The wage gap between men and women in the United States failed to budge in 2018, government data showed Tuesday, sparking calls for action to end pay discrimination.
Women working full-time year-round earned 82 cents for every dollar earned by men last year, the U.S. Census Bureau said, meaning the size of the gender pay gap was unchanged
statistically from a year earlier.
"That's an annual wage gap that adds up to more than $10,000 a year, which is really substantial," said Jessica Mason, senior policy analyst at the National Partnership for Women & Families, a Washington-based public policy advocacy group.
"We've seen that number really fail to improve very significantly in the past several years, which is very discouraging," she told the Thomson Reuters Foundation.

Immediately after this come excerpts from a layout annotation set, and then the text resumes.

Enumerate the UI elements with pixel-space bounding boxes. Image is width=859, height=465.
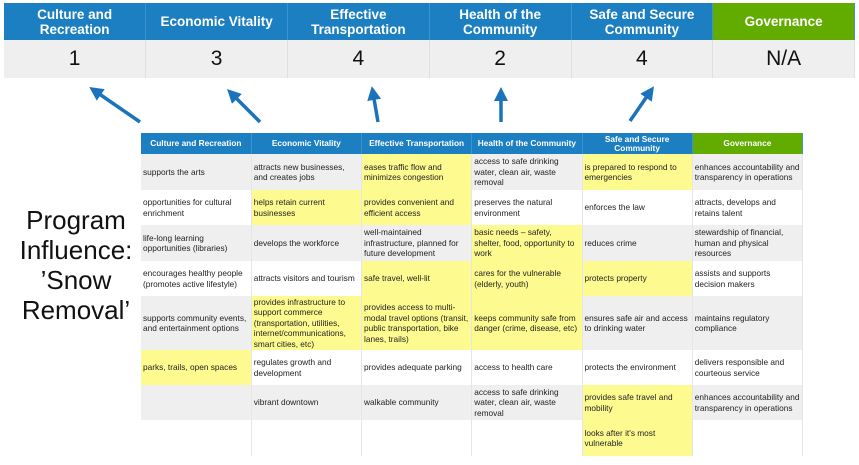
table-cell: parks, trails, open spaces [141, 350, 252, 385]
summary-header-cell: Economic Vitality [145, 3, 288, 40]
table-cell: keeps community safe from danger (crime,… [471, 296, 583, 350]
table-cell: access to safe drinking water, clean air… [471, 154, 583, 190]
arrows-layer [89, 86, 654, 124]
table-cell: cares for the vulnerable (elderly, youth… [471, 261, 583, 296]
table-row: looks after it's most vulnerable [141, 420, 804, 456]
arrow-icon [227, 89, 262, 124]
table-cell: safe travel, well-lit [361, 261, 473, 296]
table-cell: attracts new businesses, and creates job… [251, 154, 363, 190]
table-cell: provides safe travel and mobility [582, 385, 693, 420]
table-cell: basic needs – safety, shelter, food, opp… [471, 225, 583, 261]
detail-header-cell: Governance [692, 133, 804, 154]
table-cell: eases traffic flow and minimizes congest… [361, 154, 473, 190]
table-cell: is prepared to respond to emergencies [582, 154, 693, 190]
table-cell [361, 420, 473, 456]
table-cell: attracts visitors and tourism [251, 261, 363, 296]
table-cell: preserves the natural environment [471, 190, 583, 225]
table-cell: regulates growth and development [251, 350, 363, 385]
table-cell: supports the arts [141, 154, 252, 190]
table-cell: access to health care [471, 350, 583, 385]
table-cell: vibrant downtown [251, 385, 363, 420]
table-cell: assists and supports decision makers [692, 261, 804, 296]
table-cell: provides infrastructure to support comme… [251, 296, 363, 350]
table-cell: access to safe drinking water, clean air… [471, 385, 583, 420]
summary-header-cell: Governance [712, 3, 855, 40]
table-cell: develops the workforce [251, 225, 363, 261]
detail-header-cell: Safe and Secure Community [582, 133, 693, 154]
summary-value-cell: 2 [429, 40, 572, 78]
table-cell: enhances accountability and transparency… [692, 154, 804, 190]
arrow-icon [367, 86, 382, 123]
summary-table: Culture and Recreation Economic Vitality E… [4, 3, 855, 78]
arrow-icon [89, 87, 141, 124]
table-cell: provides convenient and efficient access [361, 190, 473, 225]
table-cell: enforces the law [582, 190, 693, 225]
table-cell: reduces crime [582, 225, 693, 261]
summary-value-cell: 4 [571, 40, 714, 78]
summary-value-cell: 4 [287, 40, 430, 78]
table-cell [251, 420, 363, 456]
table-cell: protects the environment [582, 350, 693, 385]
summary-header-row: Culture and Recreation Economic Vitality E… [4, 3, 855, 40]
detail-header-cell: Effective Transportation [361, 133, 473, 154]
table-cell: delivers responsible and courteous servi… [692, 350, 804, 385]
table-row: life-long learning opportunities (librar… [141, 225, 804, 261]
summary-value-cell: 1 [4, 40, 147, 78]
table-row: parks, trails, open spaces regulates grow… [141, 350, 804, 385]
table-cell: provides adequate parking [361, 350, 473, 385]
table-row: supports community events, and entertain… [141, 296, 804, 350]
table-cell: helps retain current businesses [251, 190, 363, 225]
table-cell [471, 420, 583, 456]
table-cell: ensures safe air and access to drinking … [582, 296, 693, 350]
table-row: vibrant downtown walkable community access… [141, 385, 804, 420]
table-cell: looks after it's most vulnerable [582, 420, 693, 456]
table-cell: well-maintained infrastructure, planned … [361, 225, 473, 261]
summary-header-cell: Health of the Community [429, 3, 572, 40]
detail-header-cell: Economic Vitality [251, 133, 363, 154]
table-cell [141, 420, 252, 456]
summary-value-cell: 3 [145, 40, 288, 78]
table-cell: stewardship of financial, human and phys… [692, 225, 804, 261]
summary-header-cell: Culture and Recreation [4, 3, 147, 40]
table-cell: life-long learning opportunities (librar… [141, 225, 252, 261]
summary-header-cell: Safe and Secure Community [571, 3, 714, 40]
table-cell [692, 420, 804, 456]
table-cell: encourages healthy people (promotes acti… [141, 261, 252, 296]
arrow-icon [628, 86, 654, 122]
summary-values-row: 1 3 4 2 4 N/A [4, 40, 855, 78]
table-cell: enhances accountability and transparency… [692, 385, 804, 420]
detail-header-cell: Health of the Community [471, 133, 583, 154]
table-row: encourages healthy people (promotes acti… [141, 261, 804, 296]
summary-value-cell: N/A [712, 40, 855, 78]
program-influence-label: Program Influence: ’Snow Removal’ [19, 205, 133, 325]
table-cell: walkable community [361, 385, 473, 420]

A gender wage gap exists worldwide. Globally, the World Economic Forum reported on average women earned 63% of what men earned in 2018.
Explanations range from discrimination and bias to women who leave the paid workforce to care for families, then lag on the wage scale when they return.
The U.S. gap has shrunk since 2007, when women earned 78 cents for every dollar that men were paid, said Trudi Renwick, an assistant division chief at the Census Bureau.
Push for policy changes
"We have seen improvements over the past decade for sure," she told reporters on a telephone conference call.
But Mason said a more marked change in the wage gap required public policy changes to eliminate wage discrimination, protect pregnant women from losing their jobs and provide families with affordable child care.
"I would not call a few cents ... to be an admirable improvement," she said.
Dollarwise, the Census Bureau said women made a median of about $45,000 compared with about $55,000 for men in 2018.
The U.S. Congress formally outlawed pay discrimination based on gender in 1963.